Cultural center in Columbus, Ohio

The Priscilla R. Tyson Cultural Arts Center is a combination art gallery and teaching space, primarily for visual artists and crafters, in downtown Columbus, Ohio. It is a 38,500 square-foot space at 139 West Main Street, and is part of the city's Scioto Mile tourist district. Features of the space include a ceramics lab in the basement, with painting and weaving labs on upper floors. It offers community oriented arts classes at a variety of levels, and is also utilized as an events space.

==History==
The site of the center was originally a state penitentiary, in 1814. It was demolished and rebuilt in 1861 as it exists today by prisoner labor as the Ohio State Arsenal. This brick Italianate arsenal building housed weapons and horses during the American Civil War. Historical artifacts on site include an eagle-and-shield from the battleship USS Ohio and a bell from the missile cruiser the USS Columbus. A proposed flag of Ohio briefly flew over the arsenal. The arsenal building was added to the National Register of Historic Places on July 18, 1974. The Cultural Arts Center is also featured on many of Columbus's historical tours.

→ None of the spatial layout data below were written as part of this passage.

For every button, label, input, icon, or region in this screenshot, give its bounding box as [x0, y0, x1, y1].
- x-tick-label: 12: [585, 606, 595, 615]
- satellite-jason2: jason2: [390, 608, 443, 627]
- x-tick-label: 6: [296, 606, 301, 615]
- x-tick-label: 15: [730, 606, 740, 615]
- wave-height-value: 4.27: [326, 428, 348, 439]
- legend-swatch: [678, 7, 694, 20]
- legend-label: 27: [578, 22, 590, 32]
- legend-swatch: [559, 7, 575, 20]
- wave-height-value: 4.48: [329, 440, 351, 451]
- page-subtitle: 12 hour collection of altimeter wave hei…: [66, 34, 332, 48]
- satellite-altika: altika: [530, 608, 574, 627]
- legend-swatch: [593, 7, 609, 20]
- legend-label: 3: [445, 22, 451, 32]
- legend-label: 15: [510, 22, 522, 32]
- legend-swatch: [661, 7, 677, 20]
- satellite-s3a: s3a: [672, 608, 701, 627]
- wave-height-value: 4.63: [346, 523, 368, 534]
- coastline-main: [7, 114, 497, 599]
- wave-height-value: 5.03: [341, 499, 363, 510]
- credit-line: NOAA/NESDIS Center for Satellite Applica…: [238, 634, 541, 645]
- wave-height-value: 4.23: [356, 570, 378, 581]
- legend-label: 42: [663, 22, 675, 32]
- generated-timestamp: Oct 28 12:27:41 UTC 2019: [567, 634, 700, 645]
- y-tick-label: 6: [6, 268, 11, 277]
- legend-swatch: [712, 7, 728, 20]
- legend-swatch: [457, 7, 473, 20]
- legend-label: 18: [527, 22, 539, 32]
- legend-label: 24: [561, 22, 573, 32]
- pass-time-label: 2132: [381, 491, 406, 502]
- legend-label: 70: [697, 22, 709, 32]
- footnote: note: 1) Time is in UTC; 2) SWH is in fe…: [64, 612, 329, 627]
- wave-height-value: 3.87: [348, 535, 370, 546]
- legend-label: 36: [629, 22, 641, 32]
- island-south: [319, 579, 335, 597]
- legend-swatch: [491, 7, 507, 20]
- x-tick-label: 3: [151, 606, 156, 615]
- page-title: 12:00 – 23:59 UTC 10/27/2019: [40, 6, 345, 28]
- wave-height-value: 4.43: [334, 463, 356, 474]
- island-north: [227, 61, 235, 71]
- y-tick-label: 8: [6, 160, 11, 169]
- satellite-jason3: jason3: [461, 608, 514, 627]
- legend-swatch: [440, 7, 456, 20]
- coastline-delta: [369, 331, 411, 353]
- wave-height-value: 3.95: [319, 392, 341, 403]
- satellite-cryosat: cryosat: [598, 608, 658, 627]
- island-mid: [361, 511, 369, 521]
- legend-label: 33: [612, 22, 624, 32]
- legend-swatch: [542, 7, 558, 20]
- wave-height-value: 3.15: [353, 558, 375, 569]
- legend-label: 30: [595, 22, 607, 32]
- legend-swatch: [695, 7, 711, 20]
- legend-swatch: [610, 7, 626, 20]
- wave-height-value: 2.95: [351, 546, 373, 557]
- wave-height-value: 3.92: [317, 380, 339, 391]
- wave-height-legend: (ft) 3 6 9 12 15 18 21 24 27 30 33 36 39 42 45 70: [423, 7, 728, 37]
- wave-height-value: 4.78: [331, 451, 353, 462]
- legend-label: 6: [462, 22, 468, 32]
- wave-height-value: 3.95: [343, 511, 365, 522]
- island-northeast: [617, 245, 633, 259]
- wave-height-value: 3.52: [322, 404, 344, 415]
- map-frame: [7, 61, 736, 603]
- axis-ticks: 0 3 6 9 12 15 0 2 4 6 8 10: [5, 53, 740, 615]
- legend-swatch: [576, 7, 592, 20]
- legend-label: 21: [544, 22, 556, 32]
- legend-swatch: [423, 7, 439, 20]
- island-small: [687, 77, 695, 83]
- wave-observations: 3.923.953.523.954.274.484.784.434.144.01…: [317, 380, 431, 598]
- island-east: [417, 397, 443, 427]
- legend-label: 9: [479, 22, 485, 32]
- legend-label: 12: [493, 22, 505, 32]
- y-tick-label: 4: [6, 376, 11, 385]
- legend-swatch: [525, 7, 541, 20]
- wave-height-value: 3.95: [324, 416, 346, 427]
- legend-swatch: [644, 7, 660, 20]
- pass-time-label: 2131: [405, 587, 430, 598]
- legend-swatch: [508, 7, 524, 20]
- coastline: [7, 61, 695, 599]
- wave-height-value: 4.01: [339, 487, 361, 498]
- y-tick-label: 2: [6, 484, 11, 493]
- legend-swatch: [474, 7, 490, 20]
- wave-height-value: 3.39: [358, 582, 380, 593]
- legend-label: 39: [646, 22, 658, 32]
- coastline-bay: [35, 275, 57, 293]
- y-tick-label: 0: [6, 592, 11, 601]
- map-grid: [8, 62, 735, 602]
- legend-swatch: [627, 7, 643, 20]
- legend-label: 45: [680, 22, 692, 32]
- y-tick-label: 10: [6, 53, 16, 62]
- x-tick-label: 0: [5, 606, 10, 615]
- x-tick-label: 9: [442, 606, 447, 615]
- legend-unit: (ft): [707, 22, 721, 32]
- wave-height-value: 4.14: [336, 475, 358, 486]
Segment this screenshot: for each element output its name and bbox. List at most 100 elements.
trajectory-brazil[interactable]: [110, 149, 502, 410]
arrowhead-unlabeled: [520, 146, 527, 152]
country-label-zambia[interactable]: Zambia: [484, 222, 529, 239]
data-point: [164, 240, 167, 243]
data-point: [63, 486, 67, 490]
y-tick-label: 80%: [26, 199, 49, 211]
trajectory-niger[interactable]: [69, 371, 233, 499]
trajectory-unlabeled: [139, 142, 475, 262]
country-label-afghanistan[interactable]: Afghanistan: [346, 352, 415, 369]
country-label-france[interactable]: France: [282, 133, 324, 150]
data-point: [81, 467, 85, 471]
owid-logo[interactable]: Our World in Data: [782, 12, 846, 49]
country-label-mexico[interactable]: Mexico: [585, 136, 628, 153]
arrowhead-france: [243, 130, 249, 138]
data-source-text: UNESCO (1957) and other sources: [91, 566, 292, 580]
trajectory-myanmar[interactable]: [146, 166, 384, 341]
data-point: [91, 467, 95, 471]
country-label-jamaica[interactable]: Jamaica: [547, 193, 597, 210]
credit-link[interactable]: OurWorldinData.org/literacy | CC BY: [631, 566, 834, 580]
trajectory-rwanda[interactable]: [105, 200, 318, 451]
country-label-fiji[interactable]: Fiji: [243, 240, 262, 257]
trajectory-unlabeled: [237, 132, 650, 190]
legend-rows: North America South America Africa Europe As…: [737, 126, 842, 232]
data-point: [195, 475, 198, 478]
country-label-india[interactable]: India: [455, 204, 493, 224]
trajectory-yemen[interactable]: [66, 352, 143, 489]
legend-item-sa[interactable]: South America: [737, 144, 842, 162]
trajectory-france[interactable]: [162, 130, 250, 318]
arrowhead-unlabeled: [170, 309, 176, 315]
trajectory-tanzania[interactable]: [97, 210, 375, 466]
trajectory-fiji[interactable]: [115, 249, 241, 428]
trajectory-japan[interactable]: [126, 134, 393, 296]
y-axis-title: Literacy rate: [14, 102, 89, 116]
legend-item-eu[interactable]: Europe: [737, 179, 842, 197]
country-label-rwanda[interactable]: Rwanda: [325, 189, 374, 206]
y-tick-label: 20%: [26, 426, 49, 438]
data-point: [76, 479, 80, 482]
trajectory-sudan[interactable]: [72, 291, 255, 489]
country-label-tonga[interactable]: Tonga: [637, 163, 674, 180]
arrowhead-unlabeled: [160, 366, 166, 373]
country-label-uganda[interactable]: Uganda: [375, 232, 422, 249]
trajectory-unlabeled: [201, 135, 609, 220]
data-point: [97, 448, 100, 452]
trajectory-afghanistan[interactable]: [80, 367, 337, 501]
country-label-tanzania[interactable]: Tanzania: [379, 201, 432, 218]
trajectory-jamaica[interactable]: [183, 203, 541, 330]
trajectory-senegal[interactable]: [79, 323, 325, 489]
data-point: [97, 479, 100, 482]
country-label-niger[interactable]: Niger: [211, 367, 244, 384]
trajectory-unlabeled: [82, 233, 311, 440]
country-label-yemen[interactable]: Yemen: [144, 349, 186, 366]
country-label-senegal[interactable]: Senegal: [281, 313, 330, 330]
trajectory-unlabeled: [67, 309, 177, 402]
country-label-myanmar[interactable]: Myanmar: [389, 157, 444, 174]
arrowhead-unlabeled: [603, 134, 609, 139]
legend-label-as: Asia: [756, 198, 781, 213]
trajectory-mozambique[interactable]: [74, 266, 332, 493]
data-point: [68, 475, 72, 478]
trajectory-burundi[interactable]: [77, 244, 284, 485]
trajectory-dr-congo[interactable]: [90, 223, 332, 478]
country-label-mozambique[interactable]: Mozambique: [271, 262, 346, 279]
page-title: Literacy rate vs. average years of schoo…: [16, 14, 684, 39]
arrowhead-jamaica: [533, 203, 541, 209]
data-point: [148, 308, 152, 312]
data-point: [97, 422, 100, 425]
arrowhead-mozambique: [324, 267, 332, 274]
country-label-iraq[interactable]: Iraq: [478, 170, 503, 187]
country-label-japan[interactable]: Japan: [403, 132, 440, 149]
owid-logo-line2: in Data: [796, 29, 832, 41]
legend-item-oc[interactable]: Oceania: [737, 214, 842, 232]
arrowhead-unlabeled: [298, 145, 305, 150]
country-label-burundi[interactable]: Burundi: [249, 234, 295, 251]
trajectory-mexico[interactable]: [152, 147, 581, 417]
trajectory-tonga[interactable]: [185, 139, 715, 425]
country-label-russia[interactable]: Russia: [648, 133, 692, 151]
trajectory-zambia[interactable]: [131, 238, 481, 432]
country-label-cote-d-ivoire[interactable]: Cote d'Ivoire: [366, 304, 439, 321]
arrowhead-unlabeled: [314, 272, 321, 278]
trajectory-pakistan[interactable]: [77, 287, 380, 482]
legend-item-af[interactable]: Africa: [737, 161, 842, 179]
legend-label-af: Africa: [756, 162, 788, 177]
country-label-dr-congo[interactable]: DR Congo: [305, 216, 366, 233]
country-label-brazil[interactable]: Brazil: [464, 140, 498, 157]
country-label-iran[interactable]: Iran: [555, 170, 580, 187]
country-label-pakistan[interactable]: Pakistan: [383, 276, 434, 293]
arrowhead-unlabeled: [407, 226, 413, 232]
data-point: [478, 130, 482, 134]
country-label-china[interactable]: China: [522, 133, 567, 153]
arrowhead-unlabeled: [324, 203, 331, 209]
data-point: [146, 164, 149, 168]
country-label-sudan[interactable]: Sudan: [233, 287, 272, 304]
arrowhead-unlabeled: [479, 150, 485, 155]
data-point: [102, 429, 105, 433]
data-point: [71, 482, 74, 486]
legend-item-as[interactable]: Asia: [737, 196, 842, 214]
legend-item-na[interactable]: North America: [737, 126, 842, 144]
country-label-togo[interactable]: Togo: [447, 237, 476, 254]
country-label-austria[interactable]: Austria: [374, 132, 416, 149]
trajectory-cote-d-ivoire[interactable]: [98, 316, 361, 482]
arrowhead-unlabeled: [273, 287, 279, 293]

Access to the building was acquired by the city from the state through a 99-year lease at a cost of $1/year. It was transformed into an arts center starting in 1976, with the help of a $1.4 million grant from the US Department of Commerce, with the official opening on June 11, 1978. The arts center was formerly housed in the old Engine House No. 12, from 1952 to 1978.

The building was named for Priscilla Tyson, the longest-serving female councilmember on the Columbus City Council, in 2023.